Published online by Cambridge University Press: 26 June 2019
Revisiting the Marriage Question
WHAT DO WE THINK ABOUT when we think about Robert Lowell and marriage? A little over a decade ago, Grzegorz Kosc provided an important reading of the topic with regard to what he called the “counseling” influence of William Carlos Williams on Lowell's work. In the wake of Jeffrey Meyers's publication of Robert Lowell in Love (2015), however, in which the poet's marriages and other romantic/sexual relationships are presented as the key to understanding the poet's art, the question demands fresh consideration. The question is also important because Lowell explores the topic of marriage in several poems—so much so that it is explicitly flagged in several of his poems’ titles, from “‘To Speak of Woe That Is in Marriage’” in Life Studies (1959) to “Marriage,” which is partly based on Jan Van Eyck's painting The Arnolfini Portrait (1434), in Day by Day (1977). The list of such poems also includes “Marriage” in History (1973) and “Marriage?,” the fourth sonnet in a group of five entitled “Caroline” in The Dolphin (1976). The Dolphin also includes a sixteen-sonnet sequence entitled “Marriage.” These poems and groups of poems in themselves signal Lowell's recurring concern with the question of marriage, and his sense of its complexity. This is to be expected, perhaps, of a poet who was himself married three times. When considering the issue of Lowell and marriage, indeed, our first impulse might be to refer to the poet's actual marriages to Jean Stafford, Elizabeth Hardwick, and Caroline Blackwood. It is undoubtedly useful to know that Lowell was married to Stafford in the 1940s, and the story of his marriage to Hardwick, from 1949 until their divorce in 1972, when he married Blackwood, is also a central part of the narrative of his artistic and cultural emergence.

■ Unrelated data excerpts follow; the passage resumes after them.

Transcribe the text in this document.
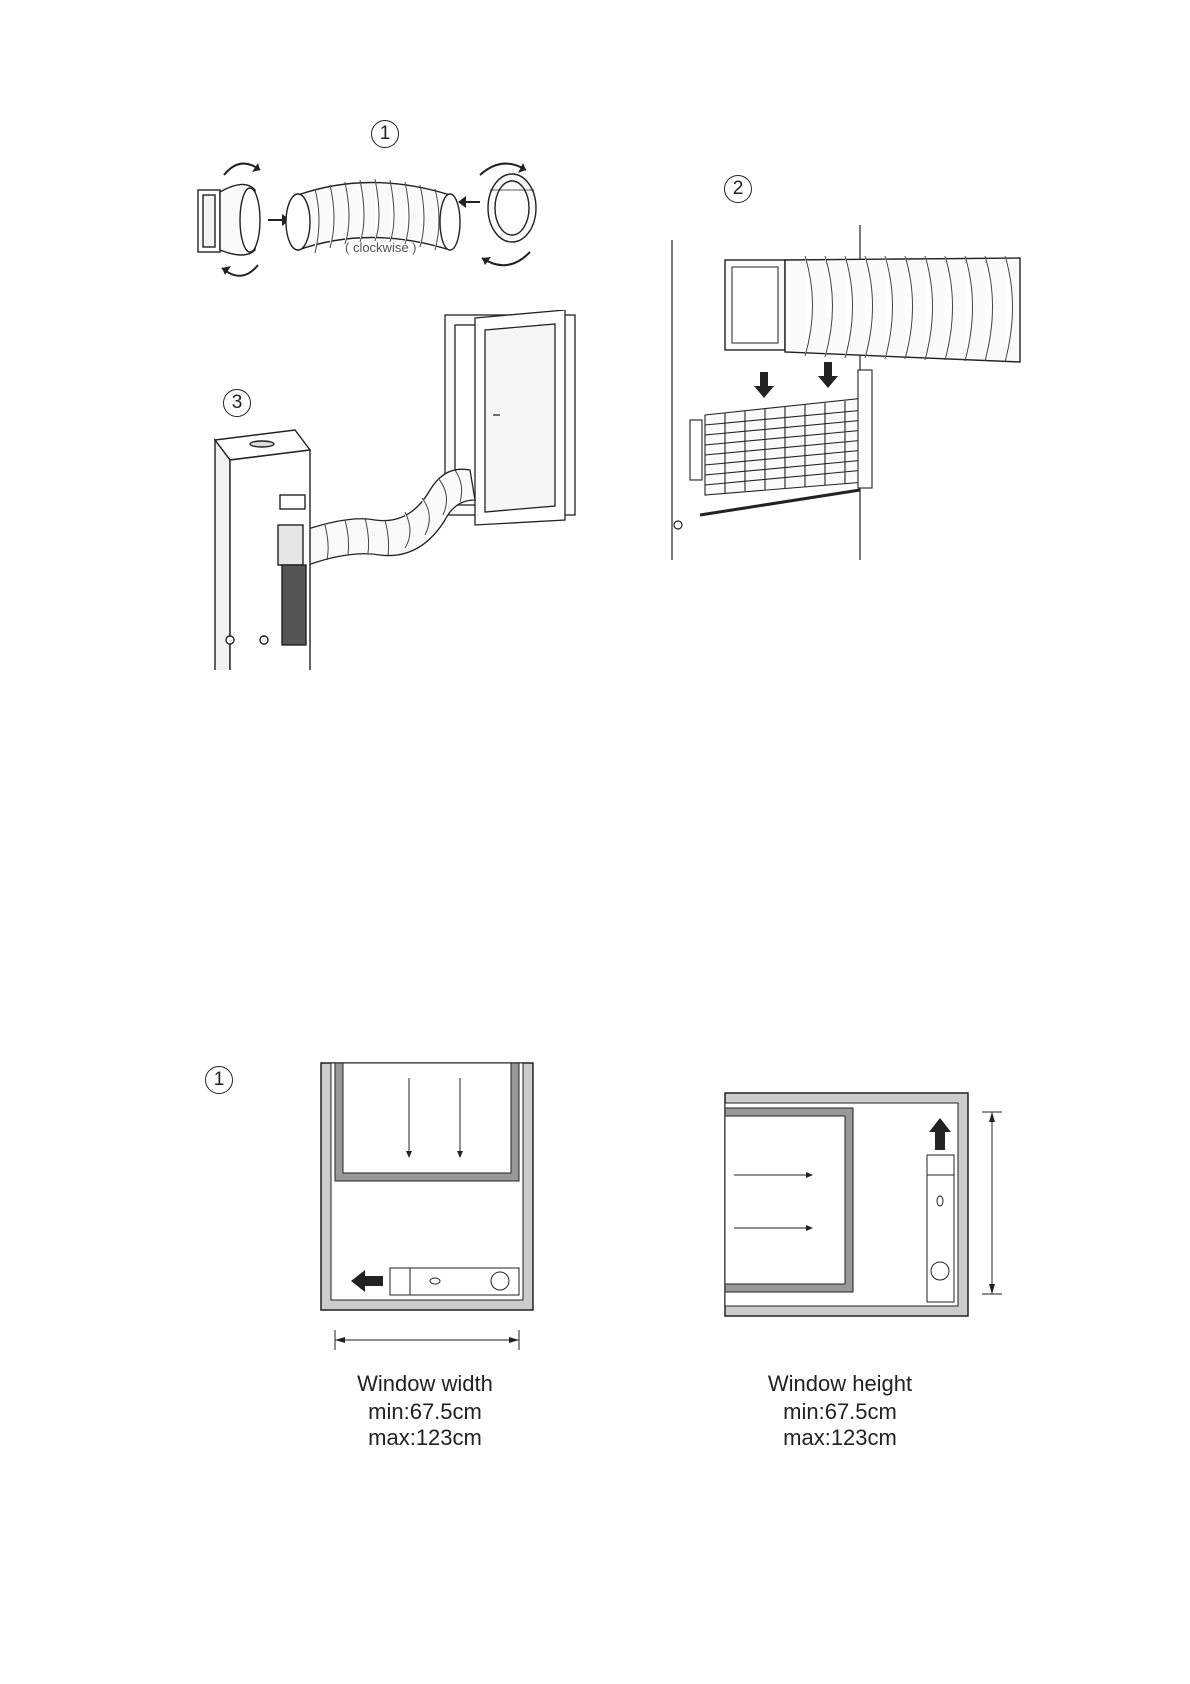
1
( clockwise )
2
3
1
Window width
min:67.5cm
max:123cm
Window height
min:67.5cm
max:123cm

The poet clearly used his experience of marriage to these three women as material for his work, but readers of Lowell—or any poet, for that matter—should also know that the relationship between life and art is never straightforward. The problem with Meyers's reading of Lowell is that he does not explore the complexity of this issue but, rather, sees the poems as providing what he calls an “autobiographical bounty” for the researcher.